Musica
La musica bisestile. Giorno 235. Roberto Vecchioni
Michelangelo Romano rivisita le più belle canzoni di Vecchioni perché siano pronte ad affrontare l’eternità
IL GRANDE SOGNO
Paola Parenti aveva sempre con sé una foto in cui lei abbracciava Roberto Vecchioni. Lei, che è da anni la compagna di Matteo Agostinelli, fondatore degli Yuppie Flu, ed amante della musica prog internazionale, aveva (anche lei) questa debolezza per questo professore di liceo di latino e greco, che scrive generalmente canzoni monotone, dal testo pesante e dalle poche armonie, e che pure, nella sua sterminata produzione, ha creato cammei stupendi come “Luci spente a San Siro”, che resta una delle più belle canzoni mai scritte in lingua italiana.
È un fenomeno inesplicabile: ha fatto decine di brani tutti uguali, difficilmente digeribili, e poi, ogni tanto, pluff: un capolavoro. Non tanto musicalmente, che resta un chitarrista mediocre ed un compositore abbastanza limitato, ma dal punto di vista testuale. “Dentro gli occhi” è una canzone straziante sui figli che crescono e noi che invecchiamo, “Canzone per Sergio” (suo fratello, notaio) una riflessione struggente sui nostri privati Anni di Piombo, e poi diverse canzoni d’amore, spesso dedicate all’amore di una vita, Daria Colombo, che è arrivata nel momento della svolta, alla fine degli anni 70, quando lui, professore da anni, scrittore di brani di scarso successo per artisti pop come i Nuovi Angeli, Anna Oxa e Michele, indovina “Samarcanda” e, con l’aiuto di Angelo Branduardi, piazza una canzone ed un album in testa a tutte le classifiche.

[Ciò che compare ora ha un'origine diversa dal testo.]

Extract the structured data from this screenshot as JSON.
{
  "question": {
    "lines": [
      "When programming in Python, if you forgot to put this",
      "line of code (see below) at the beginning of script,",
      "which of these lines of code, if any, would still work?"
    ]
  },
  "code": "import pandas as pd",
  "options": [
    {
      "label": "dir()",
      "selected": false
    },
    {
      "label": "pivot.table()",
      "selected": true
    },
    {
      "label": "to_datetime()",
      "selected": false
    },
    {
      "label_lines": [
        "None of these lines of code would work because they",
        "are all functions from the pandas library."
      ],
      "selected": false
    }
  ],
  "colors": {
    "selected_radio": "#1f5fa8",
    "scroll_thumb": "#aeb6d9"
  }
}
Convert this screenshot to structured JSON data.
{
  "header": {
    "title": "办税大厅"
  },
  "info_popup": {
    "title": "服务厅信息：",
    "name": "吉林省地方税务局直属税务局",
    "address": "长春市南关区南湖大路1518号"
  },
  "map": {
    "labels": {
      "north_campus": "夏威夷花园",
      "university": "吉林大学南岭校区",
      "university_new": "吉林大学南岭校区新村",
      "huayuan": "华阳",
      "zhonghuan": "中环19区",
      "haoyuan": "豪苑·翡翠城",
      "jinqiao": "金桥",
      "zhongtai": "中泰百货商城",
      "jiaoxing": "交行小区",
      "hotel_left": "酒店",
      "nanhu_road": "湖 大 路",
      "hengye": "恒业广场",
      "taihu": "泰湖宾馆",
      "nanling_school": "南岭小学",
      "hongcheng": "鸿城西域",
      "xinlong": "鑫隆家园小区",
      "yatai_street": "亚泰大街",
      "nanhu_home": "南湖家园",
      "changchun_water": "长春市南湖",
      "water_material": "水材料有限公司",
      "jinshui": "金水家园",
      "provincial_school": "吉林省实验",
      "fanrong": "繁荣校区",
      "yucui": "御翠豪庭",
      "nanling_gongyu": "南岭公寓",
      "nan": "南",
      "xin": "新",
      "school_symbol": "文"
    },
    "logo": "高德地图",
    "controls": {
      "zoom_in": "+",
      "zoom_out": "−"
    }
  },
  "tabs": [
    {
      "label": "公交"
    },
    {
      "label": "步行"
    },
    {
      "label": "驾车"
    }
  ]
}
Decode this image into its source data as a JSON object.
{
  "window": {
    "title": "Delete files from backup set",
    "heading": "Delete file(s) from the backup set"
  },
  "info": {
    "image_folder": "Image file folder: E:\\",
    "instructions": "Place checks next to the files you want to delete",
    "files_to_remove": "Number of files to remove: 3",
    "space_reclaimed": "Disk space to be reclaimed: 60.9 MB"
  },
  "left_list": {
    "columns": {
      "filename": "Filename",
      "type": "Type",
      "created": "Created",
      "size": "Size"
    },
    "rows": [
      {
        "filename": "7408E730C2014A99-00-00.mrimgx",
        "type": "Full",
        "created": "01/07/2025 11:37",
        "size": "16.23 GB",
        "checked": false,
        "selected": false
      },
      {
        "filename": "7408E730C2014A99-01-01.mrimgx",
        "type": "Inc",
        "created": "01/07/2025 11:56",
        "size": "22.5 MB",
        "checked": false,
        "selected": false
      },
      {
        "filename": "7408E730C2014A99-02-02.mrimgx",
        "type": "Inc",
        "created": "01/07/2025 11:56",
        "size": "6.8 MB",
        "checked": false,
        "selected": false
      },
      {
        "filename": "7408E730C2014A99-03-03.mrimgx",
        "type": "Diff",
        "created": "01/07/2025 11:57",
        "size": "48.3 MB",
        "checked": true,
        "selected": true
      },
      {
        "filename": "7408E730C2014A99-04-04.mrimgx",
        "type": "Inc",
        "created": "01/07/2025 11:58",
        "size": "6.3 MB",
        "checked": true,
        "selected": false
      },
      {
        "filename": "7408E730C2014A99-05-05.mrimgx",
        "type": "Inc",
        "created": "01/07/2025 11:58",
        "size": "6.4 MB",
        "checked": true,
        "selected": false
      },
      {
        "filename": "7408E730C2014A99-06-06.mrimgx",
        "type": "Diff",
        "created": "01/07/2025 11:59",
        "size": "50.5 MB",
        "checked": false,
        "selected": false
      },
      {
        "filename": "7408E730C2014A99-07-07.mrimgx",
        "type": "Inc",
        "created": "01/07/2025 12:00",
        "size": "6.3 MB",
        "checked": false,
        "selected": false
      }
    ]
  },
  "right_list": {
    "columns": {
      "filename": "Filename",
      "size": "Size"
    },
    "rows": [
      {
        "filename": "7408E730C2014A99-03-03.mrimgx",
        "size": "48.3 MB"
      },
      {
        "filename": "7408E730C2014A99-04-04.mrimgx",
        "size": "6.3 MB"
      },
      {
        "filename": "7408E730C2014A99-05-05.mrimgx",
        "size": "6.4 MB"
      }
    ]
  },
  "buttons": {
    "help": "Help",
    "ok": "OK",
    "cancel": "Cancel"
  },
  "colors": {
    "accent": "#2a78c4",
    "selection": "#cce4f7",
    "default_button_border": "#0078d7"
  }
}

Daria, che è una scrittrice affermata, lo aiuta anche nei testi, che diventano più precisi e meno ridondanti, e col passare faticoso degli anni (Vecchioni ha una salute cagionevole e deve superare tutta una serie di malattie, compreso un tumore al rene, che lo stremano per lunghi periodi) questa coppia stupenda è divenuta il simbolo di cosa possa essere una storia d’amore vera tra due artisti veri, senza pugnalate e senza soffocamenti reciproci. Vecchioni ha ripetuto più volte che, sia per lui che per il suo amico Francesco Guccini, aver continuato ad insegnare è stato fondamentale per non perdere il contatto con la realtà e per investire la propria immensa energia in qualcosa di utile, di bello, di divertente e di proficuo, senza che il proprio ego in ebollizione portasse a danneggiare i principali rapporti umani.
Sicché Vecchioni è uno amato e rispettato da tutti, che continua a vincere premi della critica, anche se gli ultimi vent’anni sono stati, dal punto di vista della produzione, superflui, e la canzone con cui ha vinto Sanremo, “Chiamami ancora amore”, parte della tediosa produzione malinconica, armonicamente scarsa, che ha contraddistinto gran parte della sua produzione. Ho scelto “Il grande sogno”, perché in questo disco il suo produttore, Michelangelo Romano, è riuscito ad aggiungere molto melodicamente, ma senza snaturare nulla, e ci sono diverse delle perle di questo cantautore milanese, comprese le “Lettere da Marsala”, scritte quando un magistrato che voleva diventare famoso lo mise in guardia per alcune settimane a Marsala per spaccio di stupefacenti, perché, negli anni del liceo, in un festival, aveva diviso il fumo con un ragazzo locale conosciuto durante un concerto. Ma il Vecchioni maestro è stato anche questo: un mariuolo, figlio di napoletani allegri, che ha insegnato la leggerezza ed ha badato bene a trovare sempre un angolo di divertimento, lasciando la malinconia per le canzoni.